Мать, казалось, вот-вот расплачется.

— Ну, что мне делать? Я готова под крыло взять его, а он ранит мне сердце!

Устыдившись, Нурджан принялся объяснять:

— Ты, наверно, знаешь, что в колодце бывает исток, — сказал он.

— Ну и что?

— Вот этот исток и залепило глиной.

— Значит, колодец заглох, так бы и сказал… Теперь придется его бросить?

— Нет, это нетрудно исправить.

— И из-за такого пустяка ты заставил мучиться мать?

— Да ведь я вовремя не заметил эту пробку…

— Теперь все понятно, — она покачала головой. — Значит, тебя хорошенько отругали? Не беда, мальчик, это тебе на пользу пойдет… Ну, где будешь обедать? За столом или сюда принести?
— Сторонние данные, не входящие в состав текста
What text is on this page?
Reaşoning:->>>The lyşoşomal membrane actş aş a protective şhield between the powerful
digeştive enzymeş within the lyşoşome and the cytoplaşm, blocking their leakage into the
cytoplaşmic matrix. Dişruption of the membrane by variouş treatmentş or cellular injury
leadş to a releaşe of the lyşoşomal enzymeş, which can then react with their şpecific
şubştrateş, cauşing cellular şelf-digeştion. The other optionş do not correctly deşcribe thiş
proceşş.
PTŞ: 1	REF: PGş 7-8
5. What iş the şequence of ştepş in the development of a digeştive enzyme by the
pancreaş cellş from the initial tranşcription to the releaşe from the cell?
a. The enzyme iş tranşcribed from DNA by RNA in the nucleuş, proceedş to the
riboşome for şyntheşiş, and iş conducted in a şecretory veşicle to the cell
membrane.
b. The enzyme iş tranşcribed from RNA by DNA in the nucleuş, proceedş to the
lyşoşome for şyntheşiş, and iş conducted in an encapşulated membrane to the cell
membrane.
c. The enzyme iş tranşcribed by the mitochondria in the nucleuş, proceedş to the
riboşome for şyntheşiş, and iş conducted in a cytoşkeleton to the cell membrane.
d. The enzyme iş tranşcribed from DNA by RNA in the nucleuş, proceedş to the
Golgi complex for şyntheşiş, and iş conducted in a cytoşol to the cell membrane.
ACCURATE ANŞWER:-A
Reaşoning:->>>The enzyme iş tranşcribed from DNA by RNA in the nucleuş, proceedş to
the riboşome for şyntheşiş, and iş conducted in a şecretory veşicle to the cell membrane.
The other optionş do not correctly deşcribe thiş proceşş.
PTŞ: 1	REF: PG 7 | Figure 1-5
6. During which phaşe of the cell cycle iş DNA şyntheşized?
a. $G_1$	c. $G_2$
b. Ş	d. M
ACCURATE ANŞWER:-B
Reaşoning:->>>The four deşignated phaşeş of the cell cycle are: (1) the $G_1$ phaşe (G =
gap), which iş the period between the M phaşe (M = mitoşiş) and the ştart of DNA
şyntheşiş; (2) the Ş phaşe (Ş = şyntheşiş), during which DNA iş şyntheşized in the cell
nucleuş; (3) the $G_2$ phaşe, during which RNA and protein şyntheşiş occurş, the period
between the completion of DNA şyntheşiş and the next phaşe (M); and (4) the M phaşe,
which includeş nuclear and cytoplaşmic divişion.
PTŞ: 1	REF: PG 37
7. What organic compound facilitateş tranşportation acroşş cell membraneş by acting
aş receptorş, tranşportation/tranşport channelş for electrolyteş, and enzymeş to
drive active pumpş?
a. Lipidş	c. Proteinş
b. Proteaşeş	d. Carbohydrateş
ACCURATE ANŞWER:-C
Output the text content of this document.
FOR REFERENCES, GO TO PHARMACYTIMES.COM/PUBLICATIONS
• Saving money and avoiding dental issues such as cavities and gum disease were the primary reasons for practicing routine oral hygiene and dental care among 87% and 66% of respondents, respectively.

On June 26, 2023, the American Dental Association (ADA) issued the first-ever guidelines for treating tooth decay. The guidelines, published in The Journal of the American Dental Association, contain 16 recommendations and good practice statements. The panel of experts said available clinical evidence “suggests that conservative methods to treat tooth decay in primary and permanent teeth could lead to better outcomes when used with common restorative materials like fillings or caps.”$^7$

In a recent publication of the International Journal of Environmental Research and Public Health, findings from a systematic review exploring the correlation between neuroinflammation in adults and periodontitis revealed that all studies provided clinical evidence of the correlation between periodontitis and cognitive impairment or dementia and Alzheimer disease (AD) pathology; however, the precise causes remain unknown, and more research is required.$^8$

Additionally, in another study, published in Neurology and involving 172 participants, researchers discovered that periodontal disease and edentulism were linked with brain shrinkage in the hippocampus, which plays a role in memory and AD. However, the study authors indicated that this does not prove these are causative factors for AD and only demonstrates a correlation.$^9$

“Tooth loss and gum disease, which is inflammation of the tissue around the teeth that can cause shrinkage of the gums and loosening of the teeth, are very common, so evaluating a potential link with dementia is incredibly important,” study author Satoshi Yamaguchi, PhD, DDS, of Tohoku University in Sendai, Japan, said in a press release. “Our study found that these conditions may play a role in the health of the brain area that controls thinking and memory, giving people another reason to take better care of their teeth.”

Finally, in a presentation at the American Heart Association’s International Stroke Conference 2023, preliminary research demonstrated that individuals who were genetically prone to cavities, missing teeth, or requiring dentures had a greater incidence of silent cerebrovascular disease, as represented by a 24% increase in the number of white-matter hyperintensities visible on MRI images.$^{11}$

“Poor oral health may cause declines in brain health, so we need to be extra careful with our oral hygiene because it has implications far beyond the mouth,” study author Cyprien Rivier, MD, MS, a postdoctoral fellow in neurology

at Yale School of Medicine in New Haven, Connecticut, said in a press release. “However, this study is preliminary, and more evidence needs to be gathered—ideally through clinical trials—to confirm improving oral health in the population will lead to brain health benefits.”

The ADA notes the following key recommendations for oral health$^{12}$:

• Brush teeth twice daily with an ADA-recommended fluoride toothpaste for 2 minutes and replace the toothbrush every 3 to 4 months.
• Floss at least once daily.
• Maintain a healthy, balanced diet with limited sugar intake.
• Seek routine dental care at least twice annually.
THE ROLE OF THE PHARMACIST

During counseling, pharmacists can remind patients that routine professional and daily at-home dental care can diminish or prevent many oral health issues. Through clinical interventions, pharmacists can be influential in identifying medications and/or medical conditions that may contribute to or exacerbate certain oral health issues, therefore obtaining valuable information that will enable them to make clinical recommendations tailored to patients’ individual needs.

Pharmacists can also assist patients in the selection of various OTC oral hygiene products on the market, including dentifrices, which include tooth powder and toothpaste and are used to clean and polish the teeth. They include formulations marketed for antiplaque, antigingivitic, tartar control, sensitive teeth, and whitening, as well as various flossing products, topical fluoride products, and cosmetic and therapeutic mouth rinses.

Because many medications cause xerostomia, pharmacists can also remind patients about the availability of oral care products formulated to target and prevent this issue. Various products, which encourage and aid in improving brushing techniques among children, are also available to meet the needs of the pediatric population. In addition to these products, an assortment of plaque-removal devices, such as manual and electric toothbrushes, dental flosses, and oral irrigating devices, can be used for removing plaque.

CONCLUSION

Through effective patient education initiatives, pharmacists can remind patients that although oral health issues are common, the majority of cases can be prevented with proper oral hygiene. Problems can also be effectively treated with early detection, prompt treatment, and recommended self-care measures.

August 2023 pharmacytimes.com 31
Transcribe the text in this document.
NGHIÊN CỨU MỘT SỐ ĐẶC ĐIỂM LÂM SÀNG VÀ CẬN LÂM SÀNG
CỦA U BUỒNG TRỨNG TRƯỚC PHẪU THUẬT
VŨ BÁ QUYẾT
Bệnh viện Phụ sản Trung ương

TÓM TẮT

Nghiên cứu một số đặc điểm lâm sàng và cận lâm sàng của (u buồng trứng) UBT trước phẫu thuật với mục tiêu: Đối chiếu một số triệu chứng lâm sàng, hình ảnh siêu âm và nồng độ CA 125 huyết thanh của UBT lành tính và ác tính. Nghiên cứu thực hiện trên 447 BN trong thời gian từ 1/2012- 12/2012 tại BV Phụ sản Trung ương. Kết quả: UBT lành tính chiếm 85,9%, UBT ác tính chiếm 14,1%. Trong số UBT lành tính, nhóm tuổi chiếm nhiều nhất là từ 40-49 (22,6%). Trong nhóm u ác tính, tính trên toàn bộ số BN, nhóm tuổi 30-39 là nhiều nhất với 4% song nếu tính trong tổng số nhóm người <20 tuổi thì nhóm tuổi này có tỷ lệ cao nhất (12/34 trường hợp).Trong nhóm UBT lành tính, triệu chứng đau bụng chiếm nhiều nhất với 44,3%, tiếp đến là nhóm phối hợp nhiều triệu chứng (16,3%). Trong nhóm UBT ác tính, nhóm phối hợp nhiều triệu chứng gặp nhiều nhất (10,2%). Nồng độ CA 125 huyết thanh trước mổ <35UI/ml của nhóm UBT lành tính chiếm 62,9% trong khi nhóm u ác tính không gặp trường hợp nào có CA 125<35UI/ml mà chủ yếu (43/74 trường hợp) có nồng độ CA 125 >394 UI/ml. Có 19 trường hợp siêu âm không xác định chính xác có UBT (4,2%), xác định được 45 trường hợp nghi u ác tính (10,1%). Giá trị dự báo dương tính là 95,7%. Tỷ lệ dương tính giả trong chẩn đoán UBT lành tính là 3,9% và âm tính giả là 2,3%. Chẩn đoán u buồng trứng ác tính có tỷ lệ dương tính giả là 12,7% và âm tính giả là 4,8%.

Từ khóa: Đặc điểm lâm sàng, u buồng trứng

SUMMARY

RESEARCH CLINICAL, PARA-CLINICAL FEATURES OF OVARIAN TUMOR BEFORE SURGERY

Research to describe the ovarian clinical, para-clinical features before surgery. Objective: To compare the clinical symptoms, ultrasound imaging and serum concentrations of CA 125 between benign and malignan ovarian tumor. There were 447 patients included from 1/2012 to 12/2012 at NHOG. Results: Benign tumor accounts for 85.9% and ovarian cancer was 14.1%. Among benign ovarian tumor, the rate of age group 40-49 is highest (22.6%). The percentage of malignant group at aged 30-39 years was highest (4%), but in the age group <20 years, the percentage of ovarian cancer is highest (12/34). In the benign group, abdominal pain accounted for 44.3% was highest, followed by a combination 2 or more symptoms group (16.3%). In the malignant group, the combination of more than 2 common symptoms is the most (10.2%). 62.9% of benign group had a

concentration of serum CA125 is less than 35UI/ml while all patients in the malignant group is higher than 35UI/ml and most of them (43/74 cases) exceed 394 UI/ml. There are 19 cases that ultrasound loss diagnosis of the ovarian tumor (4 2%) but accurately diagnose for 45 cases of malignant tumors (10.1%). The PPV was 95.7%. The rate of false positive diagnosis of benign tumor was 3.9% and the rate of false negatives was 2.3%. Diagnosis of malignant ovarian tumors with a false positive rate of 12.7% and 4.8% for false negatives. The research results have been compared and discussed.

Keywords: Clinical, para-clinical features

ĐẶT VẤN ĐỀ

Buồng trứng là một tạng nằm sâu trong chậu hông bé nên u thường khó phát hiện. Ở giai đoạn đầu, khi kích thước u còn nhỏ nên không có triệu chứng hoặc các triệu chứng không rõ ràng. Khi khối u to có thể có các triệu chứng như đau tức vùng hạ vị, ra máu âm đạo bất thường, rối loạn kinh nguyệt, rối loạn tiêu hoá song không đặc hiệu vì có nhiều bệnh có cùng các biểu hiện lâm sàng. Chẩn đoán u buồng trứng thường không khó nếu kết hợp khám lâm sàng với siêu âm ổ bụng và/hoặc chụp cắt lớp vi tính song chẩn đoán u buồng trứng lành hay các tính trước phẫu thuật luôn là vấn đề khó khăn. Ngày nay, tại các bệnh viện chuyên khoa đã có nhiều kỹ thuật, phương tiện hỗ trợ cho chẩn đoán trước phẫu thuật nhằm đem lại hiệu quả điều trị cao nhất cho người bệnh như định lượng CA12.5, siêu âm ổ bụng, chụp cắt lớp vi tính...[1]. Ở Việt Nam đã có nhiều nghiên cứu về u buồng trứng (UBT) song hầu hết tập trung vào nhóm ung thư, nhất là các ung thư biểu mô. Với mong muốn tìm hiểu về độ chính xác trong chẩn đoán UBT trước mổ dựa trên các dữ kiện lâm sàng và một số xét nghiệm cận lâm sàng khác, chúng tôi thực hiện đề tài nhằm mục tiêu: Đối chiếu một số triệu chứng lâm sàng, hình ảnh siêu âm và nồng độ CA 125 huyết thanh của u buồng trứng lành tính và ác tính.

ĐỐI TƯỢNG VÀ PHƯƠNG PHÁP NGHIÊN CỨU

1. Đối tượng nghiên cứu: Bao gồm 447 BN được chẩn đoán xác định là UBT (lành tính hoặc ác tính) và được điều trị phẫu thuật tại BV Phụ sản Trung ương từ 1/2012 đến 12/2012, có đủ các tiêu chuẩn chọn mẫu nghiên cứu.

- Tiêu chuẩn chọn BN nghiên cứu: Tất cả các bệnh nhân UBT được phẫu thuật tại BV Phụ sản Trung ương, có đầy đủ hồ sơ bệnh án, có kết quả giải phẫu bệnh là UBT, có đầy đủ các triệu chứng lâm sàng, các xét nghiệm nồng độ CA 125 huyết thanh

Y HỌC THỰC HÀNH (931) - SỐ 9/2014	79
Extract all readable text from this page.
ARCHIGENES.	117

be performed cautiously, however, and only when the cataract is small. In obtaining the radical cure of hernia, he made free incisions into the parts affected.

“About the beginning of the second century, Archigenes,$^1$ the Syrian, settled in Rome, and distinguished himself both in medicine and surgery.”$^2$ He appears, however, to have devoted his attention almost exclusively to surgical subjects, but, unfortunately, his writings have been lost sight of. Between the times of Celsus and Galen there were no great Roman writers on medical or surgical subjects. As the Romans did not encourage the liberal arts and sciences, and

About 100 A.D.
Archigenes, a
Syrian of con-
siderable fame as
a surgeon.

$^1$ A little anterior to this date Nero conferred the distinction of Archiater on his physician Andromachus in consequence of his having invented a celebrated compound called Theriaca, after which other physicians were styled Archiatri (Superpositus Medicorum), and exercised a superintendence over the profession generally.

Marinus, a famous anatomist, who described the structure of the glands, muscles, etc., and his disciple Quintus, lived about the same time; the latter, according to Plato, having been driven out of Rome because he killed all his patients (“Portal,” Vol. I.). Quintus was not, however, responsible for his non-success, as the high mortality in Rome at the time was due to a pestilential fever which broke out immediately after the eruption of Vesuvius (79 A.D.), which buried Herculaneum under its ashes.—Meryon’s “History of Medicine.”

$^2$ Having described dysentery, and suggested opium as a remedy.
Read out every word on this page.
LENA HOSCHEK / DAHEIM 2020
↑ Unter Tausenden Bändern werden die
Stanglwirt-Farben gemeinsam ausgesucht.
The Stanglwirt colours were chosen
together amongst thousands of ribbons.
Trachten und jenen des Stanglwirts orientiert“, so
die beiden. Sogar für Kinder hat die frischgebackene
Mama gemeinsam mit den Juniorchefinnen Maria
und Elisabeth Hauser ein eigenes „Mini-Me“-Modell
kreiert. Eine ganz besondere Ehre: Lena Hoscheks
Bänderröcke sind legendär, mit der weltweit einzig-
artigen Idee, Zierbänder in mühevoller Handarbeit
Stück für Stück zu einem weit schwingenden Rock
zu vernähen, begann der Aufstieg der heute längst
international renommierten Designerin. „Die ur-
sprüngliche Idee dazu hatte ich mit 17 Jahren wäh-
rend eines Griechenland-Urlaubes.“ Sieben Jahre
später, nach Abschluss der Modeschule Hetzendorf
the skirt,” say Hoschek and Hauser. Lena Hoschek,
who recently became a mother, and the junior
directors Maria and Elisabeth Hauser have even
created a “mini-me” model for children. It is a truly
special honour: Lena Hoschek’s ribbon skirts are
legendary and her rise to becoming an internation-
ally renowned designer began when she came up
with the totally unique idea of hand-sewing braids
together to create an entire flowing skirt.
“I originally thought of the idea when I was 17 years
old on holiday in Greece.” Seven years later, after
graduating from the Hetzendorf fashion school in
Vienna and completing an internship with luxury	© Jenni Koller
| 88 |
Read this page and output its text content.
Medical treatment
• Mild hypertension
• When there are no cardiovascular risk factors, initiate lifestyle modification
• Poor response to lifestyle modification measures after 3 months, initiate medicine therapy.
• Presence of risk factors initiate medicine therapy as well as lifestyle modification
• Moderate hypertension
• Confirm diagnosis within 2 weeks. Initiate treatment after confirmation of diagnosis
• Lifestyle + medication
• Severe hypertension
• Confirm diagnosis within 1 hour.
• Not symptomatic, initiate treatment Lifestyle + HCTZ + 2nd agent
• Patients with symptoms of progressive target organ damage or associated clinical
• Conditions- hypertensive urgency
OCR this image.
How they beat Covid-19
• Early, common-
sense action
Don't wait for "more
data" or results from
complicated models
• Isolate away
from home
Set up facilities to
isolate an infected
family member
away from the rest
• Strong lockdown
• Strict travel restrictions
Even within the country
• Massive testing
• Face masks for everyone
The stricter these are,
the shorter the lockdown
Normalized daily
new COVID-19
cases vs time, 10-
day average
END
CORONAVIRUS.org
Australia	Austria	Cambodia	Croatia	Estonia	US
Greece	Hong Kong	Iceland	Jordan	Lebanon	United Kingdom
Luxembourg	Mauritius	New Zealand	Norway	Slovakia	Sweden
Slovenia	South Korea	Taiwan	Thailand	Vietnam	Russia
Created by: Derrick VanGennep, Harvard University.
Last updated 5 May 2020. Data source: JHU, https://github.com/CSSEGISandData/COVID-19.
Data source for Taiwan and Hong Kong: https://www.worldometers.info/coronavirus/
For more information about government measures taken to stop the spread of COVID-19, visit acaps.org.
Между двумя окнами в комнате стоял круглый стол, покрытый узорной скатертью. Когда отец уезжал в пустыню и Нурджан обедал один или с товарищами, мать подавала им еду на стол. Но в присутствии отца приходилось покоряться привычке, усвоенной стариком с детства: есть на скатерти, разостланной на кошме или на ковре. Нурджан уже хотел позвонить в контору бурения, чтобы узнать, скоро ли ждать отца, как появился Атабай.

Увидев мужа, снимавшего в прихожей шапку и синий плащ, Мамыш обрадовалась.

— Вот и отец! Теперь уж ты не усядешься за столом! — И обратилась к мужу: — И тебе не мешало бы выкупаться до обеда, а то весь ковер пропылишь, придется снова выколачивать.

— Если не будешь трясти и выколачивать ковры, что же тебе останется делать? — поддразнил жену Атабай, с удовольствием оглядывая квартиру после долгой отлучки.